İpi kim göğüsleyecek? Her yerde bağırılan, her yere yazılan, her yerde oynanan şey bu. Sanki nehirlerden akan bu, her sabah dağların doruğundan doğan bu. Üzüm bağlarında salkım salkım olgunlaşan bu. Fabrikalar bunu işliyor; makinalar bunu üretiyor. Balinalar bunu konuşuyor, karıncalar bunu merak ediyor. Gençler buna uyanıyor ve her anne bunu doğuruyor, bunu emdiriyor. Tanrılar, Olimpos’un zirvesindekiler atmışlar ellerinden ölümsüzlük iksirini, bunu bekliyorlar. Çünkü bu “yüzyılın seçimi”.

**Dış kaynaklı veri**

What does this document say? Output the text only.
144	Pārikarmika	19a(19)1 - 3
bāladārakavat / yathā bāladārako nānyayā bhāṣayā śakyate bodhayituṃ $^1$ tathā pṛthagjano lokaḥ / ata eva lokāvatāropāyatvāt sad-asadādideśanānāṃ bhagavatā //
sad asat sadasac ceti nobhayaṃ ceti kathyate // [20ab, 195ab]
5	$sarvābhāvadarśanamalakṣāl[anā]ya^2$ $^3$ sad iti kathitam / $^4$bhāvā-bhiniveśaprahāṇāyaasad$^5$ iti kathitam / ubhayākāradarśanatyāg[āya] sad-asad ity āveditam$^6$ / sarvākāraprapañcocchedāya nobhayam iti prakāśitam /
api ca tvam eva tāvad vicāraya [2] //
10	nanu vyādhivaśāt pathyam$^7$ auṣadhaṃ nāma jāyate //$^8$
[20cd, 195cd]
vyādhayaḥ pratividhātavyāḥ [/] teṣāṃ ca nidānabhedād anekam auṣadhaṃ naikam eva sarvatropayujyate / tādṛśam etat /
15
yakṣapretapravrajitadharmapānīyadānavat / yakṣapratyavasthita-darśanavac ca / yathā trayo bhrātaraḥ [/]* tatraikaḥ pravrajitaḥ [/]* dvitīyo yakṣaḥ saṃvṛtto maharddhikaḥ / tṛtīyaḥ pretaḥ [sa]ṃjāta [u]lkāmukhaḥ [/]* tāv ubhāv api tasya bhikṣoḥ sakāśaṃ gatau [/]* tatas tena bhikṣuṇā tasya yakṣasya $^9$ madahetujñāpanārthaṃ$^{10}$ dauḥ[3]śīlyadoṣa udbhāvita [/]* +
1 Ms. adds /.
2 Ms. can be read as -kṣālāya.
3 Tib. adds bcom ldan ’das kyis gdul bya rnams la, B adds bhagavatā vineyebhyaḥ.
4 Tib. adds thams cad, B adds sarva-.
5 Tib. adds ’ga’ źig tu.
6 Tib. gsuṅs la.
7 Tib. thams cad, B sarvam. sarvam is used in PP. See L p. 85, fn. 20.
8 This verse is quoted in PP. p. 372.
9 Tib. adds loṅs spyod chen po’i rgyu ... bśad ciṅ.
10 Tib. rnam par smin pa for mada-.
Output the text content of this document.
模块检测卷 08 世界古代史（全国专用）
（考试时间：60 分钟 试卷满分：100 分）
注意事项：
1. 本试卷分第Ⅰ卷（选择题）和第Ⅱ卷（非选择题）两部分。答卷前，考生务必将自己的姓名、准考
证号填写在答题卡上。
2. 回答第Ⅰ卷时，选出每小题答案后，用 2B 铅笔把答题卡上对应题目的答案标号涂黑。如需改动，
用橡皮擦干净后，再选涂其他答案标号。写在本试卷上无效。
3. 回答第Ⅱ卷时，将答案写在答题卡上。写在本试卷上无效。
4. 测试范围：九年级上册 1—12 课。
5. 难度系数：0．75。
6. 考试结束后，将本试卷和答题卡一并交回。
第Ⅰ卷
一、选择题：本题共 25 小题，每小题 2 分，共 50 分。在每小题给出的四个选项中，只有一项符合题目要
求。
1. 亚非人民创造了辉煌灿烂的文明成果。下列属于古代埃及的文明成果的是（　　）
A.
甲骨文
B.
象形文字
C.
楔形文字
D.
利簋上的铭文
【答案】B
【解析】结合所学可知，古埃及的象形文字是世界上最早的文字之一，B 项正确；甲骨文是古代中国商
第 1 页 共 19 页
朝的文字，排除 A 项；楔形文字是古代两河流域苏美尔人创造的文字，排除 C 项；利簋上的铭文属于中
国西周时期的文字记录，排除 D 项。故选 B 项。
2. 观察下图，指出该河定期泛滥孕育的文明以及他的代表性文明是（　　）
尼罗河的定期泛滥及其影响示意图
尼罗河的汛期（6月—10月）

Zaten salt bu yüzden, o pıtrak gibi çoğalan araştırma şirketleri, bizi anketlere boğuyor. Her çatlaktan, her ekilmiş tarladan, hatta her taş deliğinden anket sonuçları püskürüyor. Ne zamandır anket rekoltesi, yükseğin de yükseğinde. Rabbe şükür; bu ne bereket. Ayın birinden beşine, kırk şehirde dört bin kişiyle anket, ayın beşiyle yedisi arası otuz beş şehirde üç bin kişiyle, yedisiyle sekizi arası altmış şehirde beş bin kişiyle, bugün sabah sekizle sekiz çeyrek arası yüz doksan şehirde altı bin kişiyle....
Şimdi çıkıp dense ki, ya bu kadar anket de baydı artık. Cevap hazır: Mahsul bol, çöpe mi gitsin. Yalnız bundan işkillenmeyen birileri var mıdır acaba. Malum biz çayımızı içene dek, beş anket daha yayınlanıyor. Sosyal mühendislik bu kadar da insanın gözüne sokulmaz ki. Ya yapmaya çalıştığınız her iş gibi, bunu da elinize yüzünüze bulaştırdınız ya da geri teptiğini bile bile namluya mermi süren, kendi canına susamış şuursuz kadar panik halde olmalısınız...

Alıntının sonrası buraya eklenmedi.